A building 51 feet tall casts a shadow 48 feet long. Simultaneously, a nearby statue casts a shadow of 16 feet. How tall is the statue?
the ratio of height/shadow is the same for both objects. So,
51/48 = h/16
To solve this problem, you can use the concept of similar triangles.
Step 1: Understand the problem: The problem states that a building casts a shadow that is 48 feet long, and it is 51 feet tall. At the same time, a nearby statue casts a shadow that is 16 feet long.
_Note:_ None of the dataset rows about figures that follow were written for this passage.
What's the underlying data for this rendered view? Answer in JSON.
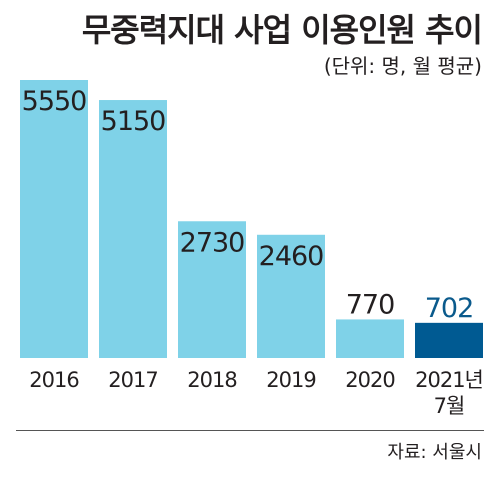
{
  "title": "무중력지대 사업 이용인원 추이",
  "unit_note": "(단위: 명, 월 평균)",
  "source": "자료: 서울시",
  "colors": {
    "bar": "#7fd2e8",
    "highlight_bar": "#005a92",
    "highlight_label": "#0a5a8c",
    "text": "#231f20"
  },
  "chart_data": {
    "type": "bar",
    "title": "무중력지대 사업 이용인원 추이",
    "ylabel": "",
    "xlabel": "",
    "unit": "(단위: 명, 월 평균)",
    "categories": [
      "2016",
      "2017",
      "2018",
      "2019",
      "2020",
      "2021년 7월"
    ],
    "values": [
      5550,
      5150,
      2730,
      2460,
      770,
      702
    ],
    "data_labels": [
      "5550",
      "5150",
      "2730",
      "2460",
      "770",
      "702"
    ],
    "highlight_index": 5,
    "ylim": [
      0,
      5550
    ],
    "grid": false,
    "legend": "none"
  }
}
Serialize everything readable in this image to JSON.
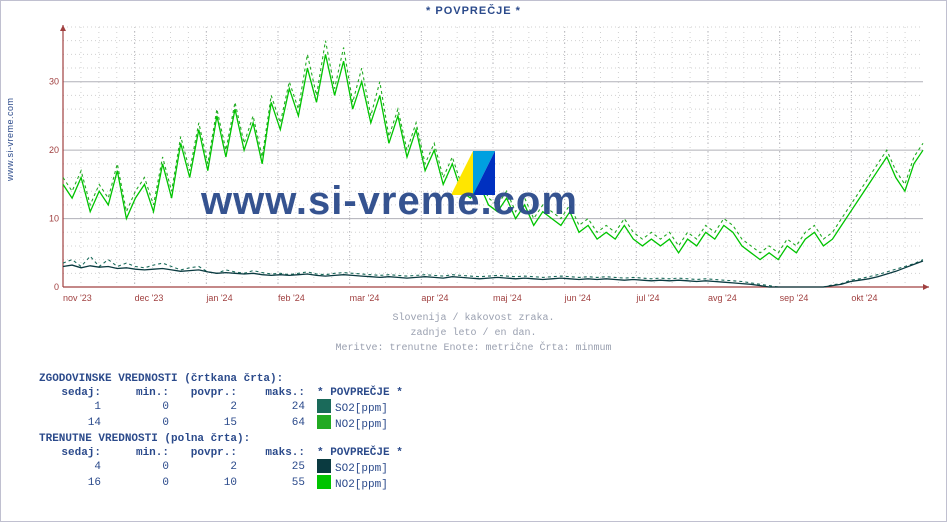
{
  "side_label": "www.si-vreme.com",
  "title": "* POVPREČJE *",
  "watermark_text": "www.si-vreme.com",
  "subcaption": {
    "line1": "Slovenija / kakovost zraka.",
    "line2": "zadnje leto / en dan.",
    "line3": "Meritve: trenutne  Enote: metrične  Črta: minmum"
  },
  "chart": {
    "plot_bg": "#ffffff",
    "grid_color": "#d0d0d0",
    "grid_major_color": "#b0b0b8",
    "axis_label_color": "#a04040",
    "arrow_color": "#a04040",
    "ylim": [
      0,
      38
    ],
    "yticks": [
      0,
      10,
      20,
      30
    ],
    "x_labels": [
      "nov '23",
      "dec '23",
      "jan '24",
      "feb '24",
      "mar '24",
      "apr '24",
      "maj '24",
      "jun '24",
      "jul '24",
      "avg '24",
      "sep '24",
      "okt '24"
    ],
    "n_points": 96,
    "series": {
      "so2_hist": {
        "color": "#1a6a5a",
        "dash": "3,3",
        "width": 1.1,
        "data": [
          3.5,
          4,
          3,
          4.5,
          3,
          4,
          3,
          3.5,
          3,
          2.8,
          3.2,
          3.5,
          3,
          2.5,
          2.8,
          3,
          2.2,
          2,
          2.5,
          2.2,
          2,
          2.4,
          2.1,
          1.9,
          2,
          1.8,
          2,
          2.2,
          1.9,
          1.8,
          2,
          2.1,
          2,
          1.9,
          1.8,
          1.7,
          1.8,
          1.7,
          1.6,
          1.7,
          1.8,
          1.7,
          1.6,
          1.8,
          1.7,
          1.6,
          1.5,
          1.6,
          1.7,
          1.6,
          1.5,
          1.6,
          1.5,
          1.4,
          1.5,
          1.6,
          1.5,
          1.4,
          1.5,
          1.4,
          1.5,
          1.4,
          1.3,
          1.4,
          1.3,
          1.2,
          1.3,
          1.2,
          1.3,
          1.2,
          1.1,
          1.2,
          1.1,
          1.0,
          0.9,
          0.8,
          0.6,
          0.4,
          0.2,
          0,
          0,
          0,
          0,
          0,
          0,
          0.3,
          0.5,
          1.0,
          1.2,
          1.5,
          1.8,
          2.2,
          2.6,
          3.0,
          3.4,
          4.0
        ]
      },
      "no2_hist": {
        "color": "#22aa22",
        "dash": "3,3",
        "width": 1.1,
        "data": [
          16,
          14,
          17,
          12,
          15,
          13,
          18,
          11,
          14,
          16,
          12,
          19,
          14,
          22,
          17,
          24,
          18,
          26,
          20,
          27,
          21,
          25,
          19,
          28,
          24,
          30,
          26,
          34,
          28,
          36,
          29,
          35,
          27,
          32,
          25,
          30,
          22,
          26,
          20,
          24,
          18,
          21,
          16,
          19,
          15,
          14,
          16,
          13,
          12,
          14,
          11,
          13,
          10,
          12,
          11,
          10,
          12,
          9,
          10,
          8,
          9,
          8,
          10,
          8,
          7,
          8,
          7,
          8,
          6,
          8,
          7,
          9,
          8,
          10,
          9,
          7,
          6,
          5,
          6,
          5,
          7,
          6,
          8,
          9,
          7,
          8,
          10,
          12,
          14,
          16,
          18,
          20,
          17,
          15,
          19,
          21
        ]
      },
      "so2_cur": {
        "color": "#0a3a40",
        "dash": "",
        "width": 1.3,
        "data": [
          3,
          3.2,
          2.8,
          3.1,
          2.9,
          3,
          2.7,
          2.8,
          2.6,
          2.5,
          2.6,
          2.7,
          2.5,
          2.3,
          2.4,
          2.5,
          2.2,
          2,
          2.1,
          2,
          1.9,
          2,
          1.8,
          1.7,
          1.8,
          1.7,
          1.8,
          1.9,
          1.7,
          1.6,
          1.7,
          1.8,
          1.7,
          1.6,
          1.5,
          1.4,
          1.5,
          1.4,
          1.3,
          1.4,
          1.5,
          1.4,
          1.3,
          1.5,
          1.4,
          1.3,
          1.2,
          1.3,
          1.4,
          1.3,
          1.2,
          1.3,
          1.2,
          1.1,
          1.2,
          1.3,
          1.2,
          1.1,
          1.2,
          1.1,
          1.2,
          1.1,
          1.0,
          1.1,
          1.0,
          0.9,
          1.0,
          0.9,
          1.0,
          0.9,
          0.8,
          0.9,
          0.8,
          0.7,
          0.6,
          0.5,
          0.4,
          0.2,
          0,
          -0.5,
          -0.8,
          -0.5,
          0,
          -0.3,
          0,
          0.2,
          0.4,
          0.8,
          1.0,
          1.2,
          1.5,
          1.9,
          2.3,
          2.8,
          3.3,
          3.8
        ]
      },
      "no2_cur": {
        "color": "#00c400",
        "dash": "",
        "width": 1.3,
        "data": [
          15,
          13,
          16,
          11,
          14,
          12,
          17,
          10,
          13,
          15,
          11,
          18,
          13,
          21,
          16,
          23,
          17,
          25,
          19,
          26,
          20,
          24,
          18,
          27,
          23,
          29,
          25,
          32,
          27,
          34,
          28,
          33,
          26,
          30,
          24,
          28,
          21,
          25,
          19,
          23,
          17,
          20,
          15,
          18,
          14,
          13,
          15,
          12,
          11,
          13,
          10,
          12,
          9,
          11,
          10,
          9,
          11,
          8,
          9,
          7,
          8,
          7,
          9,
          7,
          6,
          7,
          6,
          7,
          5,
          7,
          6,
          8,
          7,
          9,
          8,
          6,
          5,
          4,
          5,
          4,
          6,
          5,
          7,
          8,
          6,
          7,
          9,
          11,
          13,
          15,
          17,
          19,
          16,
          14,
          18,
          20
        ]
      }
    }
  },
  "legend": {
    "hist_title": "ZGODOVINSKE VREDNOSTI (črtkana črta):",
    "cur_title": "TRENUTNE VREDNOSTI (polna črta):",
    "header": {
      "c0": "sedaj:",
      "c1": "min.:",
      "c2": "povpr.:",
      "c3": "maks.:",
      "c4": "* POVPREČJE *"
    },
    "hist_rows": [
      {
        "sedaj": "1",
        "min": "0",
        "povpr": "2",
        "maks": "24",
        "swatch": "#1a6a5a",
        "label": "SO2[ppm]"
      },
      {
        "sedaj": "14",
        "min": "0",
        "povpr": "15",
        "maks": "64",
        "swatch": "#22aa22",
        "label": "NO2[ppm]"
      }
    ],
    "cur_rows": [
      {
        "sedaj": "4",
        "min": "0",
        "povpr": "2",
        "maks": "25",
        "swatch": "#0a3a40",
        "label": "SO2[ppm]"
      },
      {
        "sedaj": "16",
        "min": "0",
        "povpr": "10",
        "maks": "55",
        "swatch": "#00c400",
        "label": "NO2[ppm]"
      }
    ]
  },
  "logo_colors": {
    "a": "#ffe600",
    "b": "#00a0e0",
    "c": "#0030c0"
  }
}
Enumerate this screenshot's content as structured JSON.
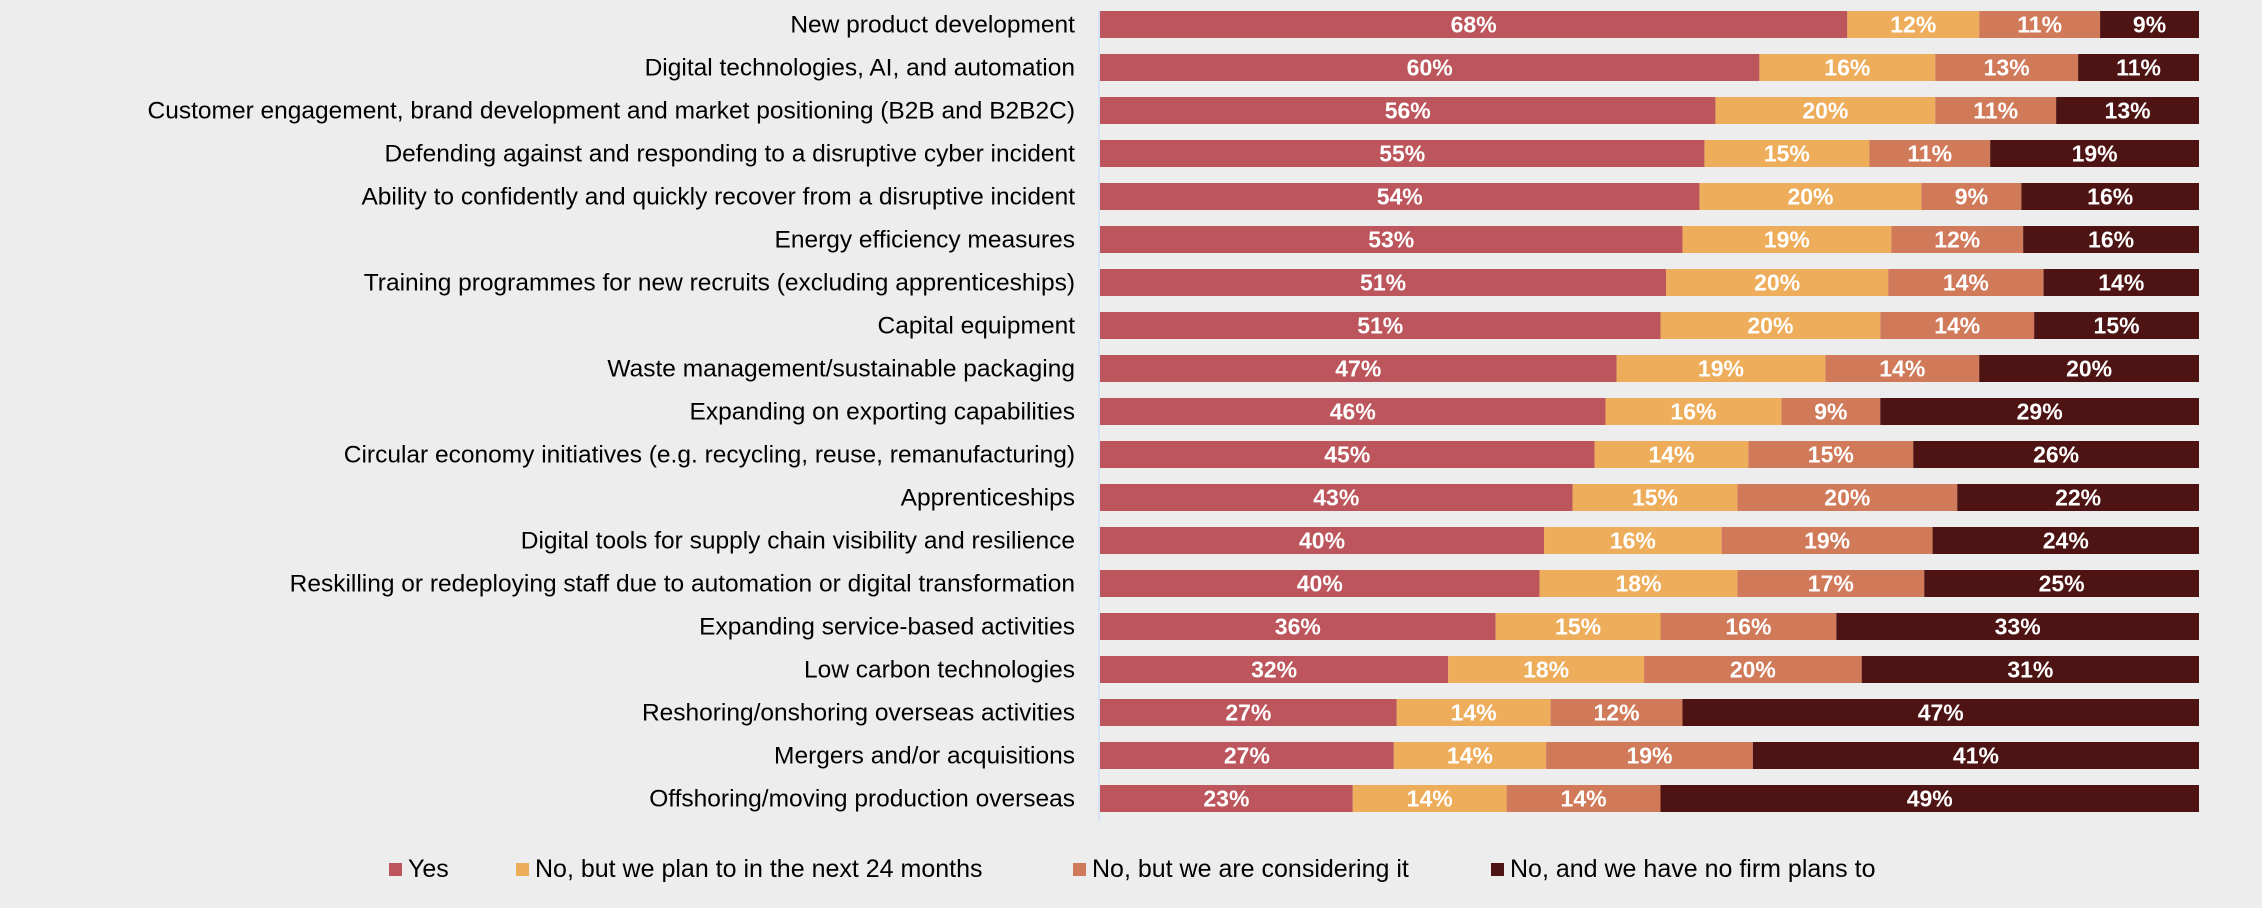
{
  "chart_data": {
    "type": "bar",
    "orientation": "horizontal",
    "stacked": true,
    "title": "",
    "xlabel": "",
    "ylabel": "",
    "xlim": [
      0,
      100
    ],
    "unit": "%",
    "grid": false,
    "legend_position": "bottom",
    "categories": [
      "New product development",
      "Digital technologies, AI, and automation",
      "Customer engagement, brand development and market positioning (B2B and B2B2C)",
      "Defending against and responding to a disruptive cyber incident",
      "Ability to confidently and quickly recover from a disruptive incident",
      "Energy efficiency measures",
      "Training programmes for new recruits (excluding apprenticeships)",
      "Capital equipment",
      "Waste management/sustainable packaging",
      "Expanding on exporting capabilities",
      "Circular economy initiatives (e.g. recycling, reuse, remanufacturing)",
      "Apprenticeships",
      "Digital tools for supply chain visibility and resilience",
      "Reskilling or redeploying staff due to automation or digital transformation",
      "Expanding service-based activities",
      "Low carbon technologies",
      "Reshoring/onshoring overseas activities",
      "Mergers and/or acquisitions",
      "Offshoring/moving production overseas"
    ],
    "series": [
      {
        "name": "Yes",
        "color": "#BC565C",
        "values": [
          68,
          60,
          56,
          55,
          54,
          53,
          51,
          51,
          47,
          46,
          45,
          43,
          40,
          40,
          36,
          32,
          27,
          27,
          23
        ]
      },
      {
        "name": "No, but we plan to in the next 24 months",
        "color": "#EEAD5B",
        "values": [
          12,
          16,
          20,
          15,
          20,
          19,
          20,
          20,
          19,
          16,
          14,
          15,
          16,
          18,
          15,
          18,
          14,
          14,
          14
        ]
      },
      {
        "name": "No, but we are considering it",
        "color": "#D17A5A",
        "values": [
          11,
          13,
          11,
          11,
          9,
          12,
          14,
          14,
          14,
          9,
          15,
          20,
          19,
          17,
          16,
          20,
          12,
          19,
          14
        ]
      },
      {
        "name": "No, and we have no firm plans to",
        "color": "#4E1313",
        "values": [
          9,
          11,
          13,
          19,
          16,
          16,
          14,
          15,
          20,
          29,
          26,
          22,
          24,
          25,
          33,
          31,
          47,
          41,
          49
        ]
      }
    ]
  },
  "colors": {
    "background": "#EDEDED",
    "axis_line": "#D6E3F3",
    "label_text": "#000000",
    "segment_text": "#FFFFFF"
  }
}
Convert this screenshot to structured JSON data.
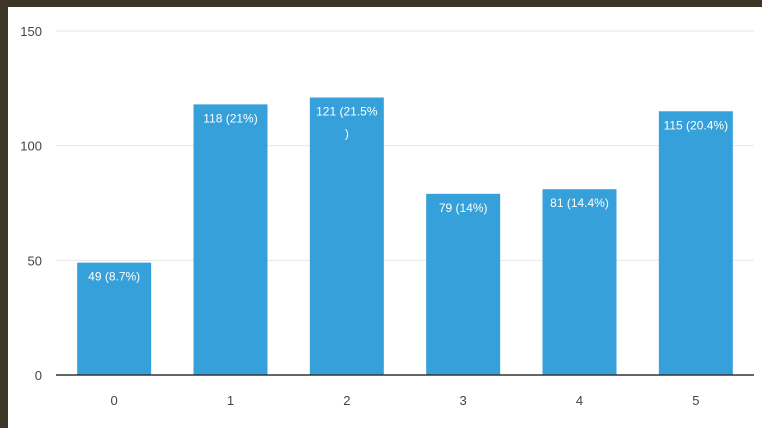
{
  "chart_data": {
    "type": "bar",
    "title": "",
    "xlabel": "",
    "ylabel": "",
    "categories": [
      "0",
      "1",
      "2",
      "3",
      "4",
      "5"
    ],
    "values": [
      49,
      118,
      121,
      79,
      81,
      115
    ],
    "data_labels": [
      [
        "49 (8.7%)"
      ],
      [
        "118 (21%)"
      ],
      [
        "121 (21.5%",
        ")"
      ],
      [
        "79 (14%)"
      ],
      [
        "81 (14.4%)"
      ],
      [
        "115 (20.4%)"
      ]
    ],
    "ylim": [
      0,
      150
    ],
    "yticks": [
      0,
      50,
      100,
      150
    ],
    "grid": true,
    "legend": "none",
    "colors": {
      "bar": "#36a0da",
      "grid": "#e6e6e6",
      "axis": "#333333",
      "background": "#ffffff",
      "outer_border": "#3b3626"
    }
  }
}
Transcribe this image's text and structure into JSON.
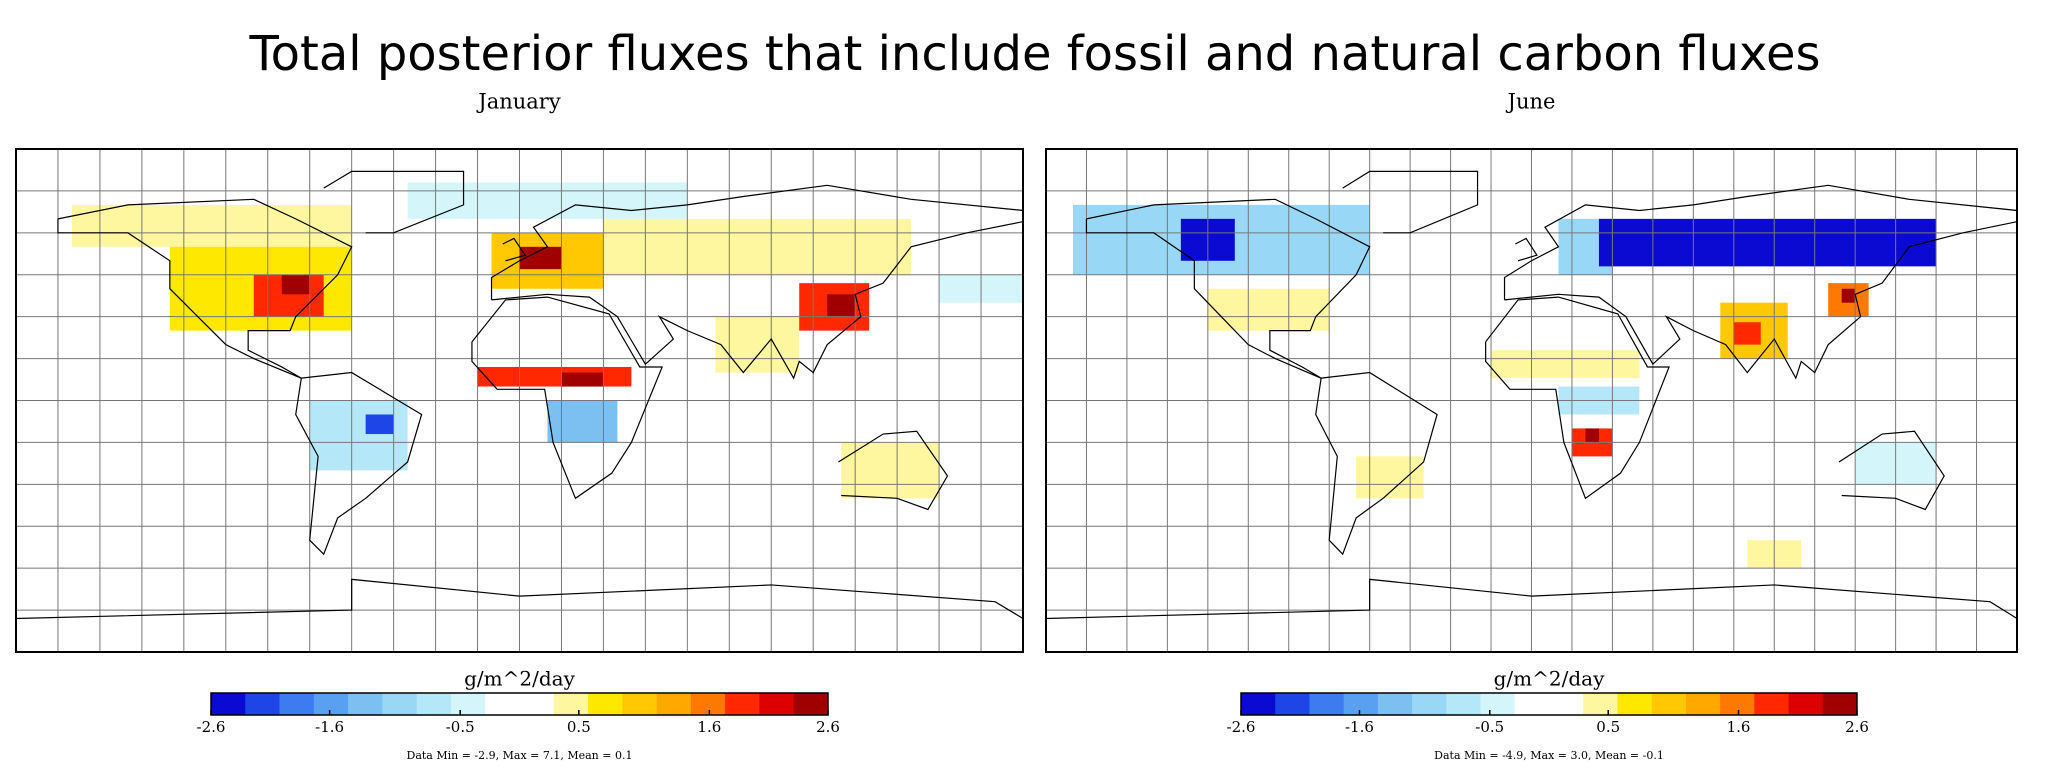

We need to find the height of the statue.
Step 2: Set up a proportion: We can set up a proportion between the heights and the lengths of the shadows. Let's call the height of the statue "x". This means that the proportion would be:
(Height of the building) / (Length of the building's shadow) = (Height of the statue) / (Length of the statue's shadow)
Step 3: Plug in the given values: We can now substitute the given measurements into the proportion.
51 ft / 48 ft = x / 16 ft
Step 4: Solve for x: To solve for x, we need to cross-multiply and then solve for x.
Cross-multiplying gives us:
51 ft * 16 ft = 48 ft * x
Step 5: Simplify the equation: On the left side, we have 816 ft. On the right side, we have 48x.
816 ft = 48x
Step 6: Solve for x: To solve for x, we need to isolate it, so divide both sides of the equation by 48.
816 ft / 48 = x
x ≈ 17 ft
Step 7: Answer the question: The height of the statue is approximately 17 feet.